Proxy loses track of singleuser servers after k8s restarts them


#1

Hey, over at PAWS we had an weird issue. We use NFS for storage and an NFS outage cause the pods to error out.
K8S restarted the user pods but the chp proxy kept pointing to the old pods. Soon we had new users being able to user jupyterhub, but the ones that had active servers got 503s.
Restarting the user servers solved it, but restarting the hub or the proxy did not.
Am I expecting wrongly that those routes should be updated or do we have a bug?


#2

JupyterHub assumes that user servers don’t move while they are running.
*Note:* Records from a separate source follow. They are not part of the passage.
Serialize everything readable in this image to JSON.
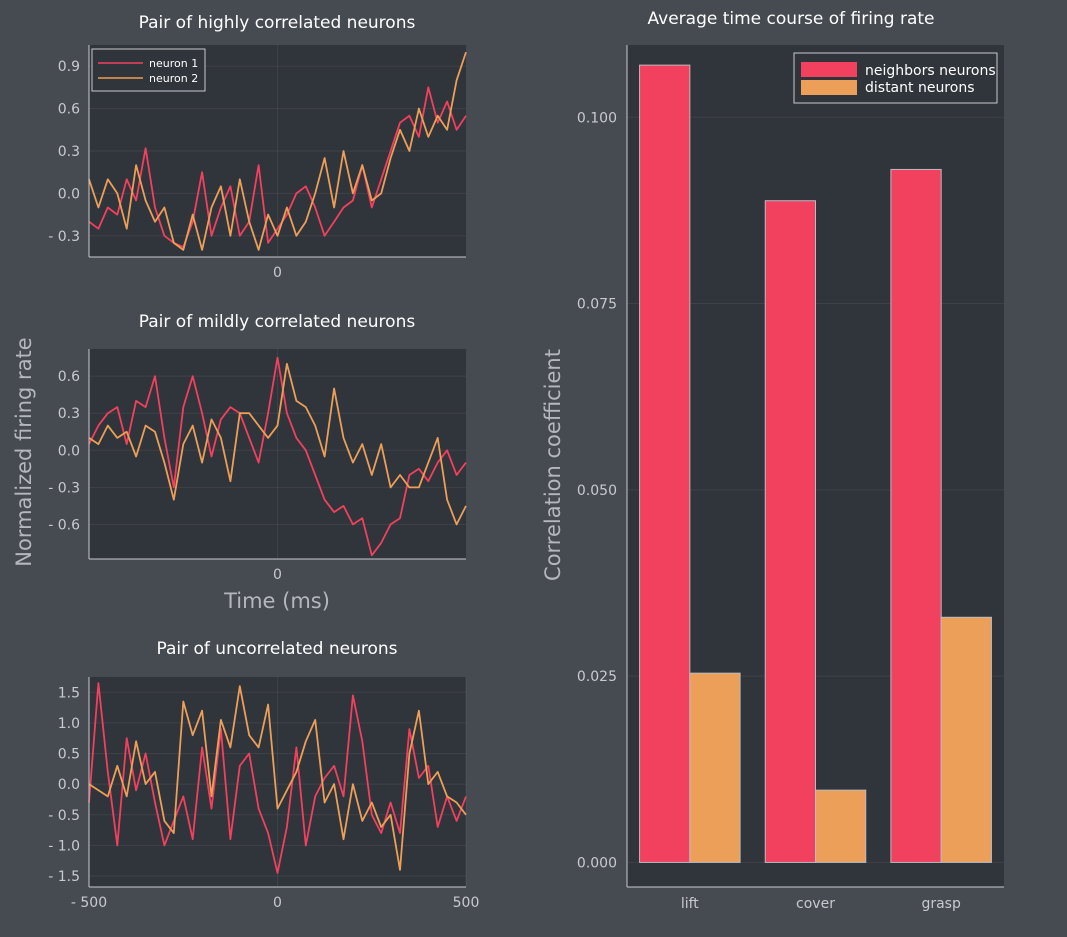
{
  "colors": {
    "background": "#464b52",
    "panel": "#30343b",
    "series1": "#f2405f",
    "series2": "#ec9f58",
    "text_title": "#ffffff",
    "text_tick": "#c8cacd",
    "text_label": "#b4b7bb"
  },
  "chart_data": [
    {
      "type": "line",
      "title": "Pair of highly correlated neurons",
      "xlabel": "",
      "ylabel": "",
      "xlim": [
        -500,
        500
      ],
      "ylim": [
        -0.45,
        1.05
      ],
      "x_ticks": [
        0
      ],
      "x_tick_labels": [
        "0"
      ],
      "y_ticks": [
        0.9,
        0.6,
        0.3,
        0.0,
        -0.3
      ],
      "y_tick_labels": [
        "0.9",
        "0.6",
        "0.3",
        "0.0",
        "- 0.3"
      ],
      "legend": "top-left",
      "grid": true,
      "x": [
        -500,
        -475,
        -450,
        -425,
        -400,
        -375,
        -350,
        -325,
        -300,
        -275,
        -250,
        -225,
        -200,
        -175,
        -150,
        -125,
        -100,
        -75,
        -50,
        -25,
        0,
        25,
        50,
        75,
        100,
        125,
        150,
        175,
        200,
        225,
        250,
        275,
        300,
        325,
        350,
        375,
        400,
        425,
        450,
        475,
        500
      ],
      "series": [
        {
          "name": "neuron 1",
          "values": [
            -0.2,
            -0.25,
            -0.1,
            -0.15,
            0.1,
            -0.05,
            0.32,
            -0.1,
            -0.3,
            -0.35,
            -0.38,
            -0.2,
            0.15,
            -0.3,
            -0.1,
            0.05,
            -0.3,
            -0.2,
            0.2,
            -0.35,
            -0.25,
            -0.15,
            0.0,
            0.05,
            -0.1,
            -0.3,
            -0.2,
            -0.1,
            -0.05,
            0.2,
            -0.1,
            0.1,
            0.3,
            0.5,
            0.55,
            0.4,
            0.75,
            0.5,
            0.65,
            0.45,
            0.55
          ]
        },
        {
          "name": "neuron 2",
          "values": [
            0.1,
            -0.1,
            0.1,
            0.0,
            -0.25,
            0.2,
            -0.05,
            -0.2,
            -0.1,
            -0.35,
            -0.4,
            -0.15,
            -0.4,
            -0.1,
            0.05,
            -0.3,
            0.1,
            -0.2,
            -0.4,
            -0.15,
            -0.3,
            -0.1,
            -0.3,
            -0.2,
            0.0,
            0.25,
            -0.1,
            0.3,
            0.0,
            0.2,
            -0.05,
            0.0,
            0.25,
            0.45,
            0.3,
            0.6,
            0.4,
            0.55,
            0.45,
            0.8,
            1.0
          ]
        }
      ]
    },
    {
      "type": "line",
      "title": "Pair of mildly correlated neurons",
      "xlabel": "Time (ms)",
      "ylabel": "Normalized firing rate",
      "xlim": [
        -500,
        500
      ],
      "ylim": [
        -0.88,
        0.82
      ],
      "x_ticks": [
        0
      ],
      "x_tick_labels": [
        "0"
      ],
      "y_ticks": [
        0.6,
        0.3,
        0.0,
        -0.3,
        -0.6
      ],
      "y_tick_labels": [
        "0.6",
        "0.3",
        "0.0",
        "- 0.3",
        "- 0.6"
      ],
      "grid": true,
      "x": [
        -500,
        -475,
        -450,
        -425,
        -400,
        -375,
        -350,
        -325,
        -300,
        -275,
        -250,
        -225,
        -200,
        -175,
        -150,
        -125,
        -100,
        -75,
        -50,
        -25,
        0,
        25,
        50,
        75,
        100,
        125,
        150,
        175,
        200,
        225,
        250,
        275,
        300,
        325,
        350,
        375,
        400,
        425,
        450,
        475,
        500
      ],
      "series": [
        {
          "name": "neuron 1",
          "values": [
            0.05,
            0.2,
            0.3,
            0.35,
            0.05,
            0.4,
            0.35,
            0.6,
            0.1,
            -0.3,
            0.35,
            0.6,
            0.3,
            -0.05,
            0.25,
            0.35,
            0.3,
            0.1,
            -0.1,
            0.3,
            0.75,
            0.3,
            0.1,
            0.0,
            -0.2,
            -0.4,
            -0.5,
            -0.45,
            -0.6,
            -0.55,
            -0.85,
            -0.75,
            -0.6,
            -0.55,
            -0.2,
            -0.15,
            -0.25,
            -0.1,
            0.0,
            -0.2,
            -0.1
          ]
        },
        {
          "name": "neuron 2",
          "values": [
            0.1,
            0.05,
            0.2,
            0.1,
            0.15,
            -0.05,
            0.2,
            0.15,
            -0.1,
            -0.4,
            0.05,
            0.2,
            -0.1,
            0.25,
            0.1,
            -0.25,
            0.3,
            0.3,
            0.2,
            0.1,
            0.2,
            0.7,
            0.4,
            0.35,
            0.2,
            -0.05,
            0.5,
            0.1,
            -0.1,
            0.05,
            -0.2,
            0.05,
            -0.3,
            -0.2,
            -0.3,
            -0.3,
            -0.1,
            0.1,
            -0.4,
            -0.6,
            -0.45
          ]
        }
      ]
    },
    {
      "type": "line",
      "title": "Pair of uncorrelated neurons",
      "xlabel": "",
      "ylabel": "",
      "xlim": [
        -500,
        500
      ],
      "ylim": [
        -1.68,
        1.75
      ],
      "x_ticks": [
        -500,
        0,
        500
      ],
      "x_tick_labels": [
        "- 500",
        "0",
        "500"
      ],
      "y_ticks": [
        1.5,
        1.0,
        0.5,
        0.0,
        -0.5,
        -1.0,
        -1.5
      ],
      "y_tick_labels": [
        "1.5",
        "1.0",
        "0.5",
        "0.0",
        "- 0.5",
        "- 1.0",
        "- 1.5"
      ],
      "grid": true,
      "x": [
        -500,
        -475,
        -450,
        -425,
        -400,
        -375,
        -350,
        -325,
        -300,
        -275,
        -250,
        -225,
        -200,
        -175,
        -150,
        -125,
        -100,
        -75,
        -50,
        -25,
        0,
        25,
        50,
        75,
        100,
        125,
        150,
        175,
        200,
        225,
        250,
        275,
        300,
        325,
        350,
        375,
        400,
        425,
        450,
        475,
        500
      ],
      "series": [
        {
          "name": "neuron 1",
          "values": [
            -0.3,
            1.65,
            0.2,
            -1.0,
            0.75,
            -0.1,
            0.5,
            -0.3,
            -1.0,
            -0.6,
            -0.2,
            -0.9,
            0.6,
            -0.4,
            0.9,
            -0.9,
            0.3,
            0.5,
            -0.4,
            -0.8,
            -1.45,
            -0.7,
            0.6,
            -1.0,
            -0.2,
            0.1,
            0.3,
            -0.2,
            1.45,
            0.7,
            -0.5,
            -0.8,
            -0.3,
            -0.8,
            0.9,
            0.1,
            0.3,
            -0.7,
            -0.2,
            -0.6,
            -0.2
          ]
        },
        {
          "name": "neuron 2",
          "values": [
            0.0,
            -0.1,
            -0.2,
            0.3,
            -0.2,
            0.7,
            0.0,
            0.2,
            -0.6,
            -0.8,
            1.35,
            0.8,
            1.2,
            -0.2,
            1.05,
            0.6,
            1.6,
            0.8,
            0.6,
            1.3,
            -0.4,
            -0.1,
            0.2,
            0.7,
            1.05,
            -0.3,
            0.0,
            -0.9,
            0.0,
            -0.6,
            -0.3,
            -0.7,
            -0.5,
            -1.4,
            0.5,
            1.2,
            0.0,
            0.2,
            -0.2,
            -0.3,
            -0.5
          ]
        }
      ]
    },
    {
      "type": "bar",
      "title": "Average time course of firing rate",
      "xlabel": "",
      "ylabel": "Correlation coefficient",
      "categories": [
        "lift",
        "cover",
        "grasp"
      ],
      "ylim": [
        -0.0033,
        0.1097
      ],
      "y_ticks": [
        0.0,
        0.025,
        0.05,
        0.075,
        0.1
      ],
      "y_tick_labels": [
        "0.000",
        "0.025",
        "0.050",
        "0.075",
        "0.100"
      ],
      "legend": "top-right",
      "grid": true,
      "series": [
        {
          "name": "neighbors neurons",
          "values": [
            0.107,
            0.0888,
            0.093
          ]
        },
        {
          "name": "distant neurons",
          "values": [
            0.0254,
            0.0097,
            0.0329
          ]
        }
      ]
    }
  ]
}
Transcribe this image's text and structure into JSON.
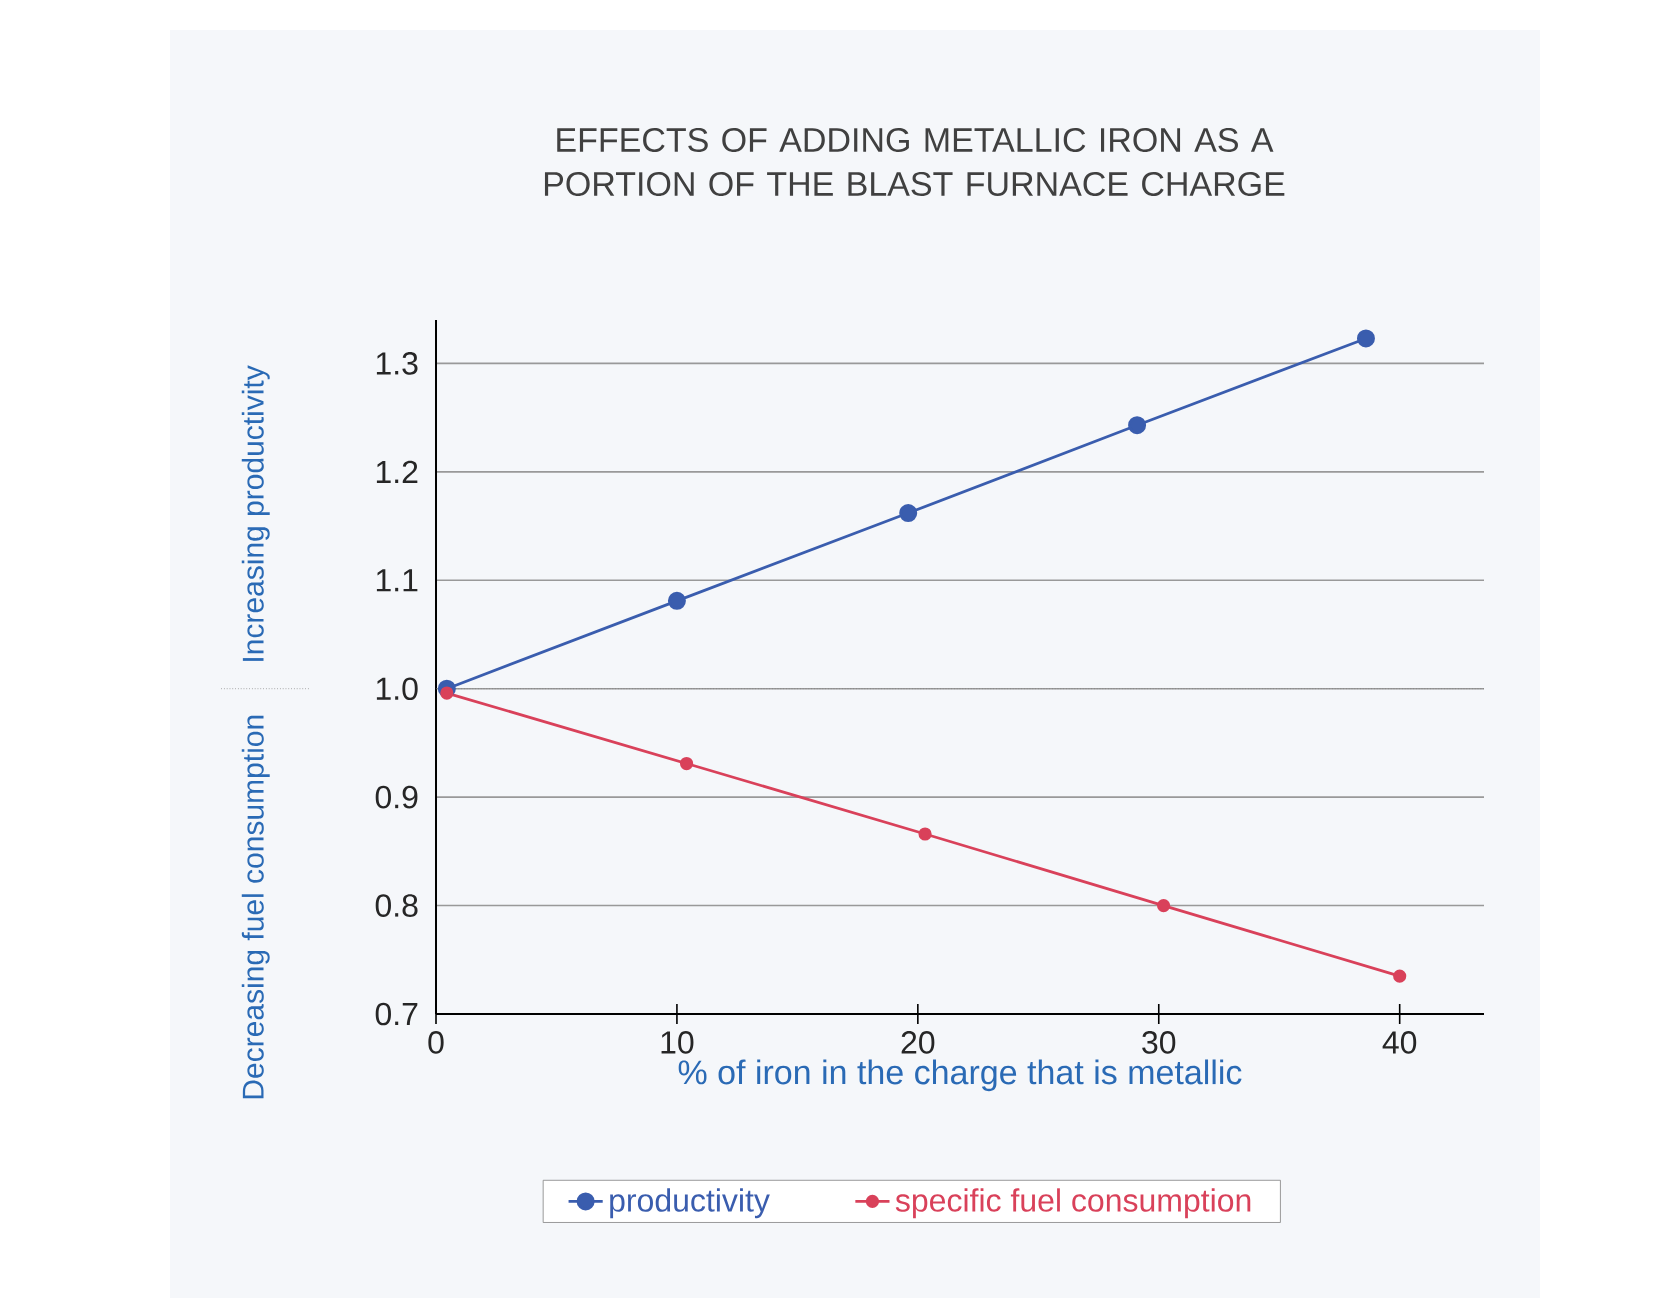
{
  "chart_data": {
    "type": "line",
    "title": "EFFECTS OF ADDING METALLIC IRON AS A\nPORTION OF THE BLAST   FURNACE CHARGE",
    "xlabel": "% of iron in the charge that is metallic",
    "ylabel": "Increasing productivity",
    "annotations": [
      "Decreasing fuel consumption"
    ],
    "xlim": [
      0,
      43.5
    ],
    "xticks": [
      0,
      10,
      20,
      30,
      40
    ],
    "ylim": [
      0.7,
      1.34
    ],
    "yticks": [
      0.7,
      0.8,
      0.9,
      {
        "value": 1,
        "label": "1.0"
      },
      1.1,
      1.2,
      1.3
    ],
    "series": [
      {
        "name": "productivity",
        "color": "#3a5dae",
        "x": [
          0.45,
          10,
          19.6,
          29.1,
          38.6
        ],
        "values": [
          1.0,
          1.081,
          1.162,
          1.243,
          1.323
        ]
      },
      {
        "name": "specific fuel consumption",
        "color": "#d9415a",
        "x": [
          0.45,
          10.4,
          20.3,
          30.2,
          40
        ],
        "values": [
          0.996,
          0.931,
          0.866,
          0.8,
          0.735
        ]
      }
    ],
    "ref_lines": [
      {
        "axis": "y",
        "value": 1.0,
        "label": null,
        "line_style": "dotted"
      }
    ],
    "grid": "y",
    "legend": "bottom",
    "marker": "circle",
    "line_style": "solid"
  }
}
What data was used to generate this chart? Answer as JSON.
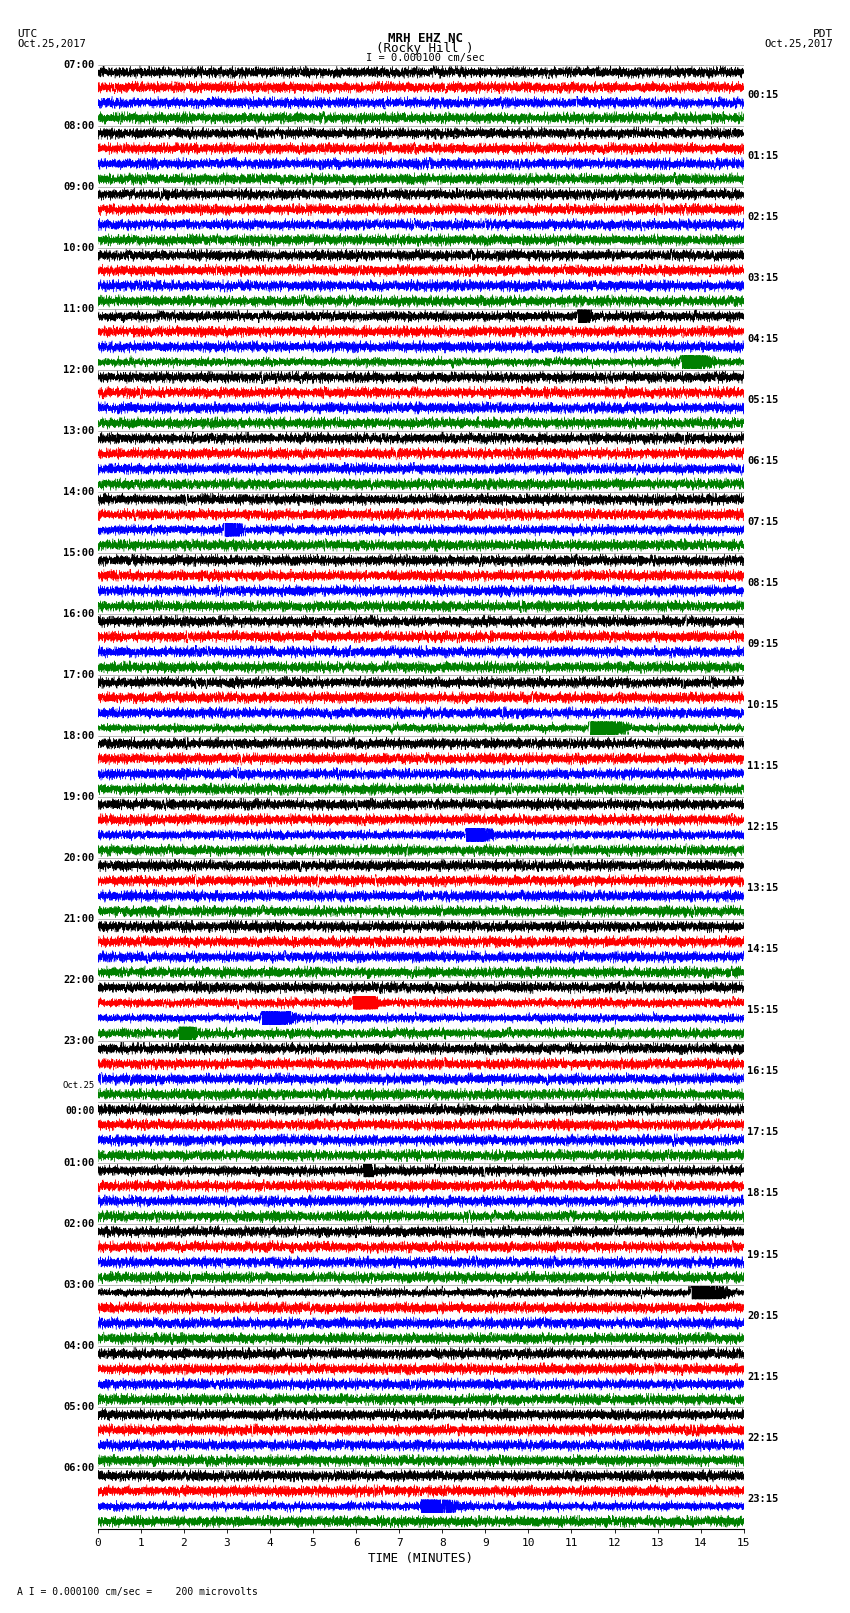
{
  "title_line1": "MRH EHZ NC",
  "title_line2": "(Rocky Hill )",
  "scale_text": "I = 0.000100 cm/sec",
  "utc_label": "UTC",
  "utc_date": "Oct.25,2017",
  "pdt_label": "PDT",
  "pdt_date": "Oct.25,2017",
  "xlabel": "TIME (MINUTES)",
  "footnote": "A I = 0.000100 cm/sec =    200 microvolts",
  "xlim": [
    0,
    15
  ],
  "xticks": [
    0,
    1,
    2,
    3,
    4,
    5,
    6,
    7,
    8,
    9,
    10,
    11,
    12,
    13,
    14,
    15
  ],
  "left_times": [
    "07:00",
    "08:00",
    "09:00",
    "10:00",
    "11:00",
    "12:00",
    "13:00",
    "14:00",
    "15:00",
    "16:00",
    "17:00",
    "18:00",
    "19:00",
    "20:00",
    "21:00",
    "22:00",
    "23:00",
    "Oct.25\n00:00",
    "01:00",
    "02:00",
    "03:00",
    "04:00",
    "05:00",
    "06:00"
  ],
  "right_times": [
    "00:15",
    "01:15",
    "02:15",
    "03:15",
    "04:15",
    "05:15",
    "06:15",
    "07:15",
    "08:15",
    "09:15",
    "10:15",
    "11:15",
    "12:15",
    "13:15",
    "14:15",
    "15:15",
    "16:15",
    "17:15",
    "18:15",
    "19:15",
    "20:15",
    "21:15",
    "22:15",
    "23:15"
  ],
  "num_rows": 24,
  "traces_per_row": 4,
  "colors": [
    "black",
    "red",
    "blue",
    "green"
  ],
  "bg_color": "white",
  "fig_width": 8.5,
  "fig_height": 16.13,
  "dpi": 100
}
I think KubeSpawner.poll() only checks that the pod exists, it doesn’t check if the URL changed. I suspect the best way to ensure this is to set restartPolicy: Never to ensure that pods are never restarted by kubernetes in a new location. I think we need to figure out exactly why Kubernetes restarted the pods with a new URL, since that shouldn’t happen. If they had to be restarted, they should have been left as terminated for JupyterHub to deal with.


#3

Thanks for the reply. It seems this should be part of the z2jh chart (maybe it is, we’re using 0.6.0). I’ll create a task and keep this in mind for the next update.


#4

Ah, if you’re on 0.6 there’s a very good chance this is already fixed in the chart/kubespawner since then. I wouldn’t spend time debugging until you can reproduce it with current versions of things.